Bisciotti, who rarely met with the media before the Rice saga, said Monday he felt it necessary to respond to an ESPN story last week that described he, president Dick Cass and general manager Ozzie Newsome pushing Commissioner Roger Goodell for leniency for Rice.
"Their accusations didn't jibe with what we know is fact," said Bisciotti, who, sitting in a raised leather chair square in the middle of a raised stage at his team's training facility, also denied that he contacted the league on Rice's behalf.
"I don't think the league would take too kindly to us badgering them," Bisciotti said. "I didn't really care. If it was going to be a precedent-setting (suspension of) four or six games, I would have told Ray not to appeal it.
"I expected four of six games and I was surprised as everybody else that it was two."
The two games were Rice's original suspension by the league — the Ravens took no action at the time — for punching Janay Palmer in a casino on Feb. 15. But after a video surfaced on Sept. 8 showing the violent attack, Rice was released by the team and suspended indefinitely by the league. He has appealed his suspension.
Bisciotti acknowledged that the backlash over the handling of the domestic violence case is by far the biggest crisis he's faced since taking over the team 14 years ago, but defended the integrity of his organization.
"When your integrity is questioned, it's pretty humbling," Bisciotti said. "Last week it was our competence being questioned. Now it's our integrity."
The 54-year-old owner criticized the ESPN report for being biased, saying of the anonymous sources quoted in the piece: "It's clear from the subject matter that it's Ray's attorney, it's Ray's agent and it's Ray's friends. They are building a case for reinstatement."
The report was the latest development in the saga that has Bisciotti and his organization on its heels.
"As I stated in our letter to you on September 9, we did not do all we should have done, and no amount of explanation can remedy that. But there has been no misdirection or misinformation by the Ravens," Bisciotti said in a 15-point statement to the fans released before the news conference.
ESPN also reported that Darren Sanders, the team's director of security, was given a detailed description of what occurred in the elevator within hours of Rice's arrest in February.
In the team statement, Sanders said it was more than a week after the incident before an officer described the grainy tape. Sanders did not say he ever received a copy of the video, or ever saw it before it became public.
"The officer could not tell from the video whether Ray slapped her or punched her," Sanders said.
Critics say that shouldn't matter; that the Ravens had enough evidence.
Rice was arrested on assault charges, and a police summons stated that Rice had struck Palmer with his hand, rendering her unconscious. Rice has been accepted into New Jersey's pretrial intervention program, which enabled him to avoid jail time and could result in having the charge expunged from his record after he meets the requirements.
ESPN reported that that Bisciotti sent a text message to Rice offering him a job after the was done with football, and that Rice told friends he was "incredibly insulted" in that it appeared to be an offer of hush money.

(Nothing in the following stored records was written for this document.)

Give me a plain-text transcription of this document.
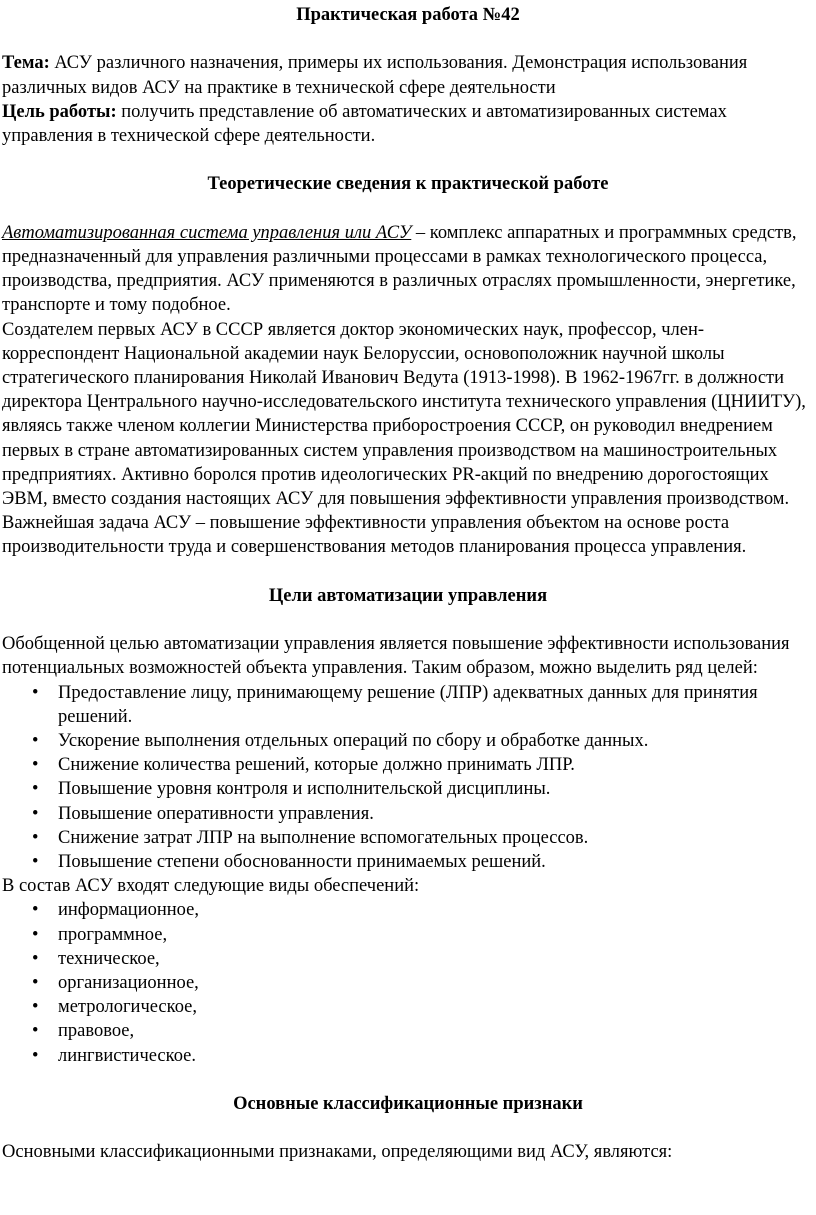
Практическая работа №42

Тема: АСУ различного назначения, примеры их использования. Демонстрация использования различных видов АСУ на практике в технической сфере деятельности

Цель работы: получить представление об автоматических и автоматизированных системах управления в технической сфере деятельности.

Теоретические сведения к практической работе

Автоматизированная система управления или АСУ – комплекс аппаратных и программных средств, предназначенный для управления различными процессами в рамках технологического процесса, производства, предприятия. АСУ применяются в различных отраслях промышленности, энергетике, транспорте и тому подобное.

Создателем первых АСУ в СССР является доктор экономических наук, профессор, член-корреспондент Национальной академии наук Белоруссии, основоположник научной школы стратегического планирования Николай Иванович Ведута (1913-1998). В 1962-1967гг. в должности директора Центрального научно-исследовательского института технического управления (ЦНИИТУ), являясь также членом коллегии Министерства приборостроения СССР, он руководил внедрением первых в стране автоматизированных систем управления производством на машиностроительных предприятиях. Активно боролся против идеологических PR-акций по внедрению дорогостоящих ЭВМ, вместо создания настоящих АСУ для повышения эффективности управления производством.

Важнейшая задача АСУ – повышение эффективности управления объектом на основе роста производительности труда и совершенствования методов планирования процесса управления.

Цели автоматизации управления

Обобщенной целью автоматизации управления является повышение эффективности использования потенциальных возможностей объекта управления. Таким образом, можно выделить ряд целей:

• Предоставление лицу, принимающему решение (ЛПР) адекватных данных для принятия решений.
• Ускорение выполнения отдельных операций по сбору и обработке данных.
• Снижение количества решений, которые должно принимать ЛПР.
• Повышение уровня контроля и исполнительской дисциплины.
• Повышение оперативности управления.
• Снижение затрат ЛПР на выполнение вспомогательных процессов.
• Повышение степени обоснованности принимаемых решений.

В состав АСУ входят следующие виды обеспечений:

• информационное,
• программное,
• техническое,
• организационное,
• метрологическое,
• правовое,
• лингвистическое.
Основные классификационные признаки

Основными классификационными признаками, определяющими вид АСУ, являются:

In the statement, Bisciotti said, "I believed he was, at heart, a good person, that he was capable of redemption, and I wanted to tell him I would be supportive of him."
Ravens general manager Ozzie Newsome reiterated in the team's statement that Rice had been honest with him about what happened.
"When I met with Ray to discuss the incident, I asked him one question: "Did you hit her?" He responded: "Yes," Newsome said. "I later said Ray didn't lie to me because he told me he hit her, and that is what the video later showed_although the video was much more violent than what I had pictured."
Ravens coach John Harbaugh denied he asked that Rice be released after the first videotape surfaced, as the report suggested.
"I did not recommend cutting Ray Rice from the team after seeing the first videotape," the coach said in the release.
Added Newsome: "Neither John nor anyone else ever recommended cutting Ray Rice before we saw the second videotape on September 8."
Still, there remain questions as to whether the NFL had access to the video, and the ESPN report said Cass never asked for a copy of the video.
Bisciotti said, "That's where we failed. ... I lacked a whole lot of interest and had zero desire to see that tape. If I had, I might have said I'm not doing a thing until we see it."
The Associated Press has reported the video was sent to NFL offices in April, and the league subsequently hired former FBI director Robert Mueller to look into how the NFL sought and handled evidence in the domestic violence case.
Bisciotti hopes the Ravens and the NFL learn from their mistakes.
"The question is, What are we going to do next year as a team, and what is the league going to do next year or the next time this happens?" he said. "I would lose faith in the league if this happened next year and their response is unsatisfactory. If I'm asking people to give me another shot, then I certainly would ask you to give the league office another shot."